Exclusieve zaakjes brengen reuring in de stad
Desi Nieubuurt (60) van modezaken Part of Art en Artishock in de Zwanestraat in Groningen
,,Ik was 20 toen ik Artishock begon in de Oude Kijk in ‘t Jatstraat. Daar verkocht ik kleding en accessoires die ik bij ateliertjes van de mode-academie in Arnhem kocht. Dat liep heel erg goed. Een paar jaar later opende ik damesmodewinkel Part of Art in de Zwanestraat en niet veel later betrok ik het pand ernaast ook. Dat werd Artishock. Drie zaken was te veel om te behappen ik stootte de winkel in de Oude Kijk af. De Zwanestraat werd een straat vol mooie winkels, maar ik heb ook al twee keer eerder meegemaakt dat het bergafwaarts ging en er veel leegstand was.’’
Desi Nieubuurt van Artishock. Foto: Corné Sparidaens
,,De reden dat ik het grote winkelpand afstoot, heeft geen economische reden, maar komt omdat ik op een kruispunt in m’n leven sta. Mijn zus, ze was mijn steun en toeverlaat in de winkels, is twee jaar geleden overleden. Ik kreeg zelf acute reuma en moest voor zes jaar huur bijtekenen. Dat wilde ik niet en nu concentreer ik me op de exclusieve merken in het pand dat ik jaren geleden heb gekocht. Dat is het kleine monumentale hoekpand, waar we verder gaan onder de naam Artishock.’’

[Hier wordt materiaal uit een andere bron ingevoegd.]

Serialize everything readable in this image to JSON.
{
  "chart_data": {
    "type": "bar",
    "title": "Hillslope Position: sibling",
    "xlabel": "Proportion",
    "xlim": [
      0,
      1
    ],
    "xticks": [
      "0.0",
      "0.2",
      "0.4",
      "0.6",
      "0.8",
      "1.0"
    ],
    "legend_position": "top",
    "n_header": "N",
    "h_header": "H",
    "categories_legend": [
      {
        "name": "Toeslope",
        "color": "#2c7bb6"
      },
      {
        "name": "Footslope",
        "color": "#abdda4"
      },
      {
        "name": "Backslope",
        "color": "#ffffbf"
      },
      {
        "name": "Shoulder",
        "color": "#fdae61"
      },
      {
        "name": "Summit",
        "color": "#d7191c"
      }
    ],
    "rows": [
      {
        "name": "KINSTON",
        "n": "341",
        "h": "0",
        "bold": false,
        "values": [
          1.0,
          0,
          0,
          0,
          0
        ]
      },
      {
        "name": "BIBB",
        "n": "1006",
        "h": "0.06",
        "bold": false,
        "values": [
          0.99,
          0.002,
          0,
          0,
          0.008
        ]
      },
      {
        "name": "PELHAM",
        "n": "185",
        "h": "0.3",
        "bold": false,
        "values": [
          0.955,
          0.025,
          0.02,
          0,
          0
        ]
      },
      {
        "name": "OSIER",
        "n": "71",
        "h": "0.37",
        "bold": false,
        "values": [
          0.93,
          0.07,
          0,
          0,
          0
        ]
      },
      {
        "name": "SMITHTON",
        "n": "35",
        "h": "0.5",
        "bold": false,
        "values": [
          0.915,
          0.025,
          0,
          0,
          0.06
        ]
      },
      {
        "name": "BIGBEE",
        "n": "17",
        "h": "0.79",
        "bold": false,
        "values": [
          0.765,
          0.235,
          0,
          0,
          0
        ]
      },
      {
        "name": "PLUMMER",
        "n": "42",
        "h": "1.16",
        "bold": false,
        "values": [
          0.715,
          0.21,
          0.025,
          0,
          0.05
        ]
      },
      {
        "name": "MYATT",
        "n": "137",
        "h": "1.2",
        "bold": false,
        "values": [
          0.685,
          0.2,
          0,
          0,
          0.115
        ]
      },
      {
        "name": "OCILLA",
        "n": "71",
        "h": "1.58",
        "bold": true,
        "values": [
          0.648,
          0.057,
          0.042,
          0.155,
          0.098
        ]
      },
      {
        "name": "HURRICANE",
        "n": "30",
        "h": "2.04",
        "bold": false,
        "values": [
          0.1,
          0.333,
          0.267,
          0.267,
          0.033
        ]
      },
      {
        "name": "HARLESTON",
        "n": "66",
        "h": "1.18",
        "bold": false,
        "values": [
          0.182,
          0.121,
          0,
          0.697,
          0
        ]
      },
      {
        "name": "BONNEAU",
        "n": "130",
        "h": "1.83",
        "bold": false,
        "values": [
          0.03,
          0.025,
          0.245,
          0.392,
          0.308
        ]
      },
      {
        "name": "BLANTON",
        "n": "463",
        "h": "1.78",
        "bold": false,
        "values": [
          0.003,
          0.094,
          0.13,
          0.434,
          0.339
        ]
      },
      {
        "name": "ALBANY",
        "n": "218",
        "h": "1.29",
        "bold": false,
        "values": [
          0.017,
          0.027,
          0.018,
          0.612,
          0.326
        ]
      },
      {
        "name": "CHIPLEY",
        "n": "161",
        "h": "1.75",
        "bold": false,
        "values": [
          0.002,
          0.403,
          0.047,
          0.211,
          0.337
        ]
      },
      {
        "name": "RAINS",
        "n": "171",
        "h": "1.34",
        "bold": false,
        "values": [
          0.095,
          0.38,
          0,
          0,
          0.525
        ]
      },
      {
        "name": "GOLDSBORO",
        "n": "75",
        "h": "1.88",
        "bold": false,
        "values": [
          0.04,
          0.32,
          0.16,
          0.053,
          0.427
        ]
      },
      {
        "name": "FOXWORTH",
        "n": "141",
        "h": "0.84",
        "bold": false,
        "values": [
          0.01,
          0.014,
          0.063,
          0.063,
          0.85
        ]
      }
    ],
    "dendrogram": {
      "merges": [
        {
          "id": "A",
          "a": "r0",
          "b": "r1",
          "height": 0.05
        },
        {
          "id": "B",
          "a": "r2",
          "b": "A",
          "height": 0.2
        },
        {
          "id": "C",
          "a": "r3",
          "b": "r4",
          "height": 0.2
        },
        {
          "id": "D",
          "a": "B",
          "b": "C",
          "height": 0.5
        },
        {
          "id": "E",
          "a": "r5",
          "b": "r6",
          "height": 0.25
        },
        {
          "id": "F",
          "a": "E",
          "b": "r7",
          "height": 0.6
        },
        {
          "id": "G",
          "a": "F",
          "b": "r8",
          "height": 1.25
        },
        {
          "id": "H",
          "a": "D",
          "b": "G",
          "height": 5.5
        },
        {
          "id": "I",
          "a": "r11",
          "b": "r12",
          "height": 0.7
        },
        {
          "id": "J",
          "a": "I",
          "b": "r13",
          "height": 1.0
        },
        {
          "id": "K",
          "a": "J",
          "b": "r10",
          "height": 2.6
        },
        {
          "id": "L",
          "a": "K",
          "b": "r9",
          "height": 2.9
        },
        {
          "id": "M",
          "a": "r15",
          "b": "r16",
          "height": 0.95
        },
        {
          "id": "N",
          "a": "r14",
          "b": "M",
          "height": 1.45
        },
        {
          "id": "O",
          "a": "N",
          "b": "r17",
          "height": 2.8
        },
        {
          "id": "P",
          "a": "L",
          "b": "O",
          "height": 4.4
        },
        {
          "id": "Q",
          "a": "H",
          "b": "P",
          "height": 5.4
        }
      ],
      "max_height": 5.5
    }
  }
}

,,Het loopt goed in onze winkel, want onze klanten zijn trouw en die houden ervan advies te krijgen van mij of van medewerkers die ze al jaren kennen. Ze willen de kleding en de stoffen zien, voelen en passen.’’
,,Er komt vast weer een opleving van zelfstandige winkels, in de kleinere panden. Al die grote filiaalbedrijven brengen niet de reuring die een stad nodig heeft, daarvoor zijn exclusieve winkels nodig. Dat maakt een stad.’’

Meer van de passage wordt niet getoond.